Publication year - 2007
Publication title -
journal of thrombosis and haemostasis
Language(s) - English
Resource type - Journals
SCImago Journal Rank - 1.947
H-Index - 178
eISSN - 1538-7836
pISSN - 1538-7933
DOI - 10.1111/j.1538-7836.2007.02617.x
Subject(s) - heparin , heparin induced thrombocytopenia , antibody , platelet , immunology , platelet factor 4 , immunoassay , antigen , medicine , annexin a5 , immunoglobulin m , immunoglobulin g , annexin , flow cytometry
Summary. Introduction: Platelet‐activating antiplatelet factor 4/heparin (anti‐PF4/heparin) antibodies are the major cause of heparin‐induced thrombocytopenia (HIT). However, the relative utility of functional (platelet activation) vs. antigen [enzyme‐immunoassay (EIA)] assays, and the significance of assay discrepancies remain unresolved.

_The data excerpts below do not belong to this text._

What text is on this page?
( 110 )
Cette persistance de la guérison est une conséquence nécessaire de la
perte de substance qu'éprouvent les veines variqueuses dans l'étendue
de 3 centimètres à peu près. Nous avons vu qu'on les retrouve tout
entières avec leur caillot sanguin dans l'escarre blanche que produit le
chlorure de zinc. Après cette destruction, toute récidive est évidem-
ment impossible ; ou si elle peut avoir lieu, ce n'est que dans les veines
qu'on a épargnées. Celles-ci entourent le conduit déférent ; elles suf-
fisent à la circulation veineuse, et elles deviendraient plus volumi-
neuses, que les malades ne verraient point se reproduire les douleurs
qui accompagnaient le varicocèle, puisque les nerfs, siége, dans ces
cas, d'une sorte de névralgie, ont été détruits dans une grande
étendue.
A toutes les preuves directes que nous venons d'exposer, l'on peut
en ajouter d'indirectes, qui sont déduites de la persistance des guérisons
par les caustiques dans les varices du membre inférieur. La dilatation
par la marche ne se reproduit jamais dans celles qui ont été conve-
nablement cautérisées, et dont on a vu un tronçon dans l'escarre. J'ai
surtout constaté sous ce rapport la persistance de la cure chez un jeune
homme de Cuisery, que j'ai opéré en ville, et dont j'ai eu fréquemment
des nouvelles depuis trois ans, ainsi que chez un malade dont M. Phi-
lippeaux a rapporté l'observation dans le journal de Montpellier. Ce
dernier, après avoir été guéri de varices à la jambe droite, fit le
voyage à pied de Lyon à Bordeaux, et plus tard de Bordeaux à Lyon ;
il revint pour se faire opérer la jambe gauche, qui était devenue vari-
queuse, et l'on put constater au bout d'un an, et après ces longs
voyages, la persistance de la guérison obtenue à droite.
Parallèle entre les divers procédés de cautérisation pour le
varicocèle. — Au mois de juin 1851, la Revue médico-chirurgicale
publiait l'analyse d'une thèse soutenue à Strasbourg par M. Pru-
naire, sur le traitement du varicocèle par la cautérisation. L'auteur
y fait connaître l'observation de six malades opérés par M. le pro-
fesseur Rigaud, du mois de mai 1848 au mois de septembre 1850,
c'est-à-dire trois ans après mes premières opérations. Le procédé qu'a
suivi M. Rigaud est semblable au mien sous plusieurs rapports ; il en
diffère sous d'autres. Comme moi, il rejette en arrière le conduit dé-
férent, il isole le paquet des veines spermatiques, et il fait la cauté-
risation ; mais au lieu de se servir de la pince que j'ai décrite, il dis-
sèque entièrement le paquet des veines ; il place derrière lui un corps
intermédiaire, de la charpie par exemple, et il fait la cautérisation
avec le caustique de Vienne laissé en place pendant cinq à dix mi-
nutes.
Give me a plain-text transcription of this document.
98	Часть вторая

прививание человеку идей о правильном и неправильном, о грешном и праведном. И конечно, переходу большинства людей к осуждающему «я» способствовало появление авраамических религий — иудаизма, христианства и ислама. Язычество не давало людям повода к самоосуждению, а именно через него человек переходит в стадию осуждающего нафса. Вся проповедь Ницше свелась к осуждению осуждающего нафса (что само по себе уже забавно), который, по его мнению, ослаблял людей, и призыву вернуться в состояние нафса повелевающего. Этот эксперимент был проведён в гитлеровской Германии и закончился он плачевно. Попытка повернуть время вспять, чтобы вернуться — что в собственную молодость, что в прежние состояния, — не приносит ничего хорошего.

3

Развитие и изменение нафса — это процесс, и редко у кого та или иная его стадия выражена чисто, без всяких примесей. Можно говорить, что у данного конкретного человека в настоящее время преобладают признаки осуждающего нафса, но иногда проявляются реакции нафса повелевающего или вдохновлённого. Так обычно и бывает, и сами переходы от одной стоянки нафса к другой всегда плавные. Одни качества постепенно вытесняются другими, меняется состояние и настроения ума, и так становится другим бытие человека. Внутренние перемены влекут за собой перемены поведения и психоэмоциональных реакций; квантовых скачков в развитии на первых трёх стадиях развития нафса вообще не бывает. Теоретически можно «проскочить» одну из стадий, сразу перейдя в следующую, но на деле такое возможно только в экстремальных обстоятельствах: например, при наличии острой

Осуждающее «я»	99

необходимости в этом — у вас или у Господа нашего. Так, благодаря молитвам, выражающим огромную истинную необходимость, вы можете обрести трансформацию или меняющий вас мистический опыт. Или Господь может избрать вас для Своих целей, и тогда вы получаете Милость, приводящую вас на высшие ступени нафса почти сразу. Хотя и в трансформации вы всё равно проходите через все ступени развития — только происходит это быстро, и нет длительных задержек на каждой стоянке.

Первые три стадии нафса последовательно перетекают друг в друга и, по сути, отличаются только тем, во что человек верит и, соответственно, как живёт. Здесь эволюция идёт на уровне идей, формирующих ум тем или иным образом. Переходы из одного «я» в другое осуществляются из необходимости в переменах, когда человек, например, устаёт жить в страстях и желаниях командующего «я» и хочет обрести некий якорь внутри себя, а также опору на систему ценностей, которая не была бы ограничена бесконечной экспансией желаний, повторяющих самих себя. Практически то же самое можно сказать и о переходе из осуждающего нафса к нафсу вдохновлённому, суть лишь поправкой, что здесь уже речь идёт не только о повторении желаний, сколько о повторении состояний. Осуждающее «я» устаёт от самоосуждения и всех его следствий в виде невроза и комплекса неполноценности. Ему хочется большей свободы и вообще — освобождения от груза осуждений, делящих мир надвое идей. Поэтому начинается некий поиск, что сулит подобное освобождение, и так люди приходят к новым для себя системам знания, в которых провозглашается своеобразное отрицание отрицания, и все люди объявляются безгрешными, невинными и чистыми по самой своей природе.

Methods: Consecutive patient sera ( n = 1650) referred for diagnostic HIT testing were screened prospectively by both the heparin‐induced platelet activation (HIPA) test and anti‐PF4/heparin EIA – including individual classes (IgG, IgA, IgM) – with clinical correlations studied. Platelet microparticle and annexin‐V‐binding properties of the sera were also investigated. Results: Only 205 (12.4%) sera tested positive in either the HIPA and/or EIA: 95 (46.3%) were positive in both, 109 (53.1%) were only EIA‐positive, and, notably, only one serum was HIPA‐positive/EIA‐negative. Of 185 EIA‐positive sera, only 17.6% had detectable IgM and/or IgA without detectable IgG. Among sera positive for EIA IgG, optical density values were higher when the sera were HIPA‐positive (1.117 vs. 0.768; P < 0.0001), with widely overlapping values. Two HIPA‐positive but EIA‐IgG‐negative sera became HIPA‐negative following IgG depletion, suggesting platelet‐activating antibodies against non‐PF4‐dependent antigens. Clinical correlations showed that HIPA‐negative/EIA‐positive patients did not develop thrombosis and had reasons other than HIT to explain thrombocytopenia. IgM/A antibodies did not increase microparticle penetration, but increased annexin‐V binding. Conclusions: The anti‐PF4/heparin EIA has high (∼99%) sensitivity for HIT. However, only about half of EIA‐positive patients are likely to have HIT. Anti‐PF4/heparin antibodies of IgM/A class and non‐PF4‐dependent antigens have only a minor role in HIT.